For many, apologizing can be a difficult behavior in which to engage, but we all have been there. Showing up late to a meeting, misplacing an item belonging to someone else, or not returning a phone call are pretty typical situations when we might hear an apology expressed. What is the intended purpose of an apology, though? With much of my career rooted in studying human behavior, I often explore the potential function(s) a certain behavior serves an individual. Doing this allows me to have a much better understanding of the individual and also the situation.
Demonstrating concern for the well being of others has evolved with us as a species. We are driven by a need to be connected to and included by others, and it’s pretty safe to assume that apologizing has evolved with us because of this characterization. This has also no doubt lead to the further development of our basic emotional states during our evolution; moving beyond happy, sad, or mad. So, without further ado, allow me to introduce you to Guilt.
Merriam Webster (2018) defines guilt a number of ways, but for our purposes as, “the state of one who has committed an offense especially consciously” or “a feeling of deserving blame for offenses”. This feeling is one that largely influences us to want to correct the situation, which usually leads to the apology. The act of apologizing is necessary for maintaining our position within our social groups, so it does become necessary that we follow through.

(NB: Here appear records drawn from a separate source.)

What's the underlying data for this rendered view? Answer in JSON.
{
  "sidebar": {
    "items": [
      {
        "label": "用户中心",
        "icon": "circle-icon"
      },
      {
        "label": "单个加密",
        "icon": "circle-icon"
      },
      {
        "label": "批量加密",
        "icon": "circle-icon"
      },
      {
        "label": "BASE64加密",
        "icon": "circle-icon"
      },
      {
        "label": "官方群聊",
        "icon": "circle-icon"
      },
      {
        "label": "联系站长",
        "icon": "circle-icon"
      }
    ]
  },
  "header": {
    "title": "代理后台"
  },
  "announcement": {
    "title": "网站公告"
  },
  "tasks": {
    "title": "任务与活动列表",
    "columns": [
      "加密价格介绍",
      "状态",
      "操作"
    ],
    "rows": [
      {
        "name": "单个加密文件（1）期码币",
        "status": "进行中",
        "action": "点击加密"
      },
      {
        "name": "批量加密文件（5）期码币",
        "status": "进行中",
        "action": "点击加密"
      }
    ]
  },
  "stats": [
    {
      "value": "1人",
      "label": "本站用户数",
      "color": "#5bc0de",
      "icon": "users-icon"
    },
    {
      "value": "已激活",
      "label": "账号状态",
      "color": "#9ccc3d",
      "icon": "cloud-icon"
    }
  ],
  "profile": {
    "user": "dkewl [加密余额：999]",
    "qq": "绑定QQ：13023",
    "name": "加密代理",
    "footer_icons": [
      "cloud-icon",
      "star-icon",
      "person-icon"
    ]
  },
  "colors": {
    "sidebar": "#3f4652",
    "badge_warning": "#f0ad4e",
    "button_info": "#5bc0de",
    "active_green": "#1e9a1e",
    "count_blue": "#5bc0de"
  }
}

While apologies are definitely necessary, they are most definitely NOT created equal. The following apologies are very common and, on the surface, sound completely appropriate. They are; however, lacking in the basic elements that have been found to be key to an effective and sincere apology.
“Sorry I’m late!”
“I’m so sorry you’re upset with me being late. Wal-Mart was packed and they only had just a couple of cashiers. I ended up having to just leave my cart, so I could get here.”
“Sorry. It was not my intention to be late, but I didn’t have any other time in my schedule today to run errands. You understand, you’re busy too.”
Roy Lewicki, author and professor emeritus at OSU’s Fisher College of Business, reported on a finding he and his team uncovered while studying apologies. They found that the two most important components to an apology is taking responsibility for the wrong and offering a resolution. These are two components that are absent in the above examples.
Our apologies are not about us. They’re really about the other person. I think we all know this because it’s likely the reason why apologies are difficult to express sometimes. But when we say things like, “it wasn’t my intent” or we don’t acknowledge our behavior at all, we’re sort of minimizing what’s happened. At the end of the day, it doesn’t matter what our intention was because it was the impact of our behavior that created an issue.
When we can take responsibility for the impact of our behavior, we are validating the other person and we’re communicating to them that we recognize what’s happened. Offering a resolution takes the apology one step further. We’re now showing the other person that not only am I acknowledging my behavior, but I am also devoted to correcting the issue, so that there can be some repair. So let’s take a look at apologies that are more appropriate examples compared to those above.
“I’m so very sorry I was late getting here. You look upset, and I don’t blame you. I lost track of time, which is completely my fault. I would like to make the time up to you. I can add the minutes to the end of your massage tonight, or I can add them to your next appointment. Whichever option is most convenient for you.”
“I’m so sorry I am late! This is completely my fault and I would like to make it up to you in any way that I can.”
I should probably point out that there will be situations when taking steps to resolution may not make sense. For example, if you bump into someone, stopping and taking the time to acknowledge this mistake while apologizing vs. quickly blurting out “SORRY” as you continue to rush by would certainly be appropriate.
Asking ourselves, “What kind of message do we want to send?” is critical. Repairing and restoring any type of relationship is much more likely to happen when the right components of an apology are present.